Through her role at Intermountain Healthcare, Rochon has served low-income families experiencing mental illness for nearly two decades. Rochon says those with mental illness have significant, often unmet needs. She led the creation of Community Behavioral Health Networks across the state with the three-fold objective of making behavioral health treatment more available to those who need it, to make it more affordable, and to reduce and remove the stigma that has traditionally accompanied it.

“These networks have given access to services for thousands of people, and with that, the opportunity for a better, healthier life,” she says. As a result, more than half of the uninsured in Utah are now receiving appropriate treatment, and the length of time patients need to wait for a first appointment has been reduced from an average of 42 days to an average of 5.2 days.

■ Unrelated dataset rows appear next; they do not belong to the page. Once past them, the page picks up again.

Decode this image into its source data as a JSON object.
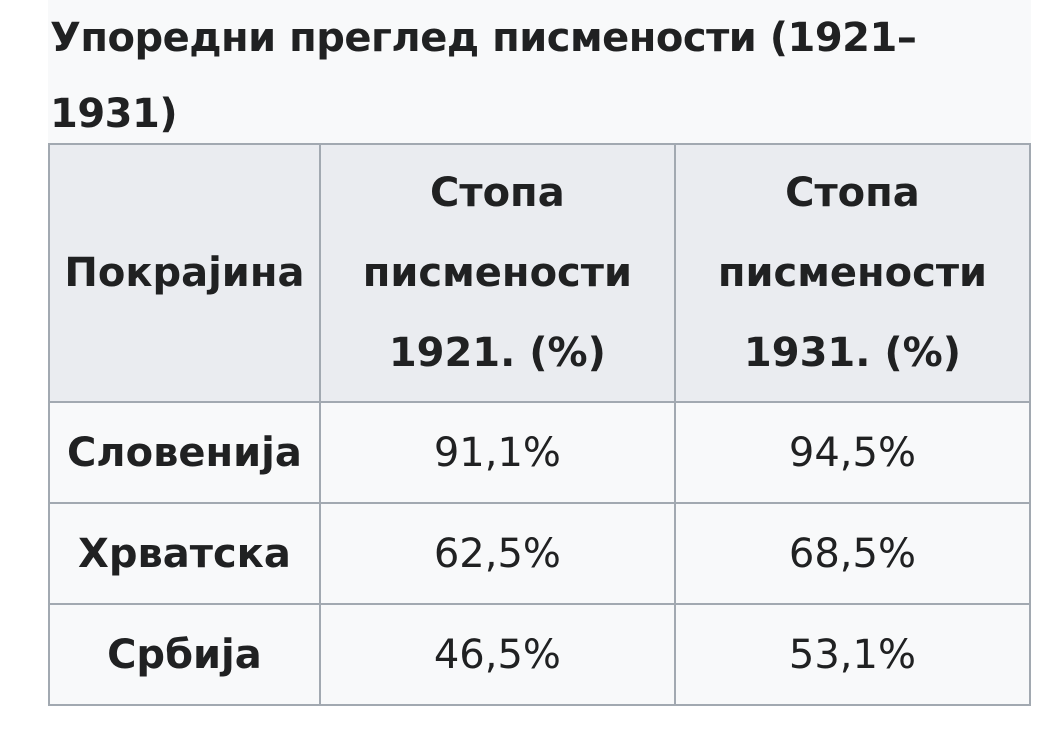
{
  "table": {
    "caption": "Упоредни преглед писмености (1921–1931)",
    "header": [
      "Покрајина",
      "Стопа писмености 1921. (%)",
      "Стопа писмености 1931. (%)"
    ],
    "rows": [
      [
        "Словенија",
        "91,1%",
        "94,5%"
      ],
      [
        "Хрватска",
        "62,5%",
        "68,5%"
      ],
      [
        "Србија",
        "46,5%",
        "53,1%"
      ]
    ]
  }
}
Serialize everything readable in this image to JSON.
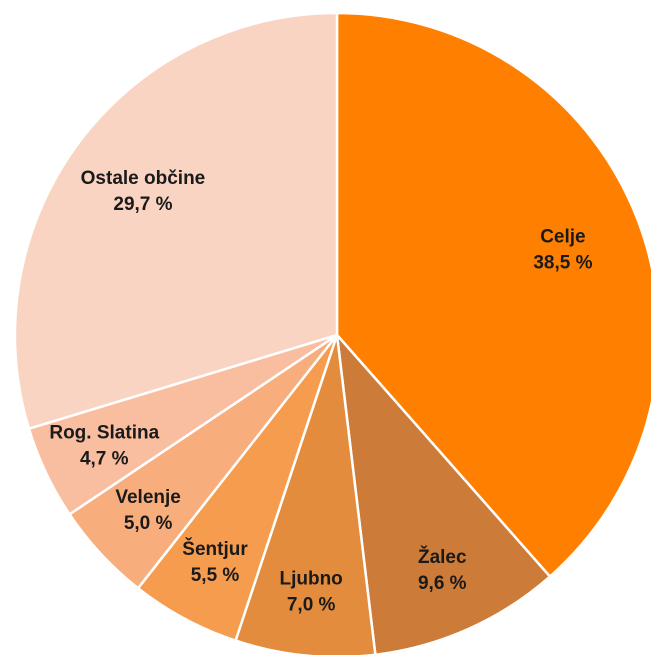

“Working along with those experiencing mental illness, I have given sound to voices that have not been heard, replacing charity with dignity, increasing hope when it was almost lost,” says Rochon.

Teddy Bear Clinics
Nate Black, educator leader, Mountain View Hospital; Angie Brewster, education leader, Lakeview Hospital; Ryan White, education leader, Timpanogos Regional Hospital
MountainStar Healthcare 

The innovative, kid-friendly MountainStar Healthcare Teddy Bear Clinics make hospital visits less scary for children. In these events, children can bring their favorite stuffed friend on a journey through several hospital experiences. Along the way, the animals are weighed, measured and dressed in the birth center; their broken limbs are splinted; they are given anesthesia and a shot to prep for surgery; and they visit the x-ray department, the cardiac catheterization lab and the emergency room. The tours usually end with an opportunity to explore vehicles like ambulances and a helicopter.

“These clinics help us to put children’s minds at ease when they come to the hospital—and their parents, too,” says Ryan White, director of communications and education leader at Timpanogos Regional Hospital, which launched the first Teddy Bear Clinic. “The kids’ responses show that they are enthralled with taking care of their teddy bear, which overrides any fear about being in a place that is new to them. They are in charge of that bear’s care as they go through various hospital departments and procedures; there is a sparkle in their eyes when they see the cool technologies.”

In addition to Timpanogos Regional Hospital, the Teddy Bear Clinics are also held at Lakeview Hospital and Mountain View Hospital. Since their inception, approximately 4,000 children have attended a Teddy Bear Clinic.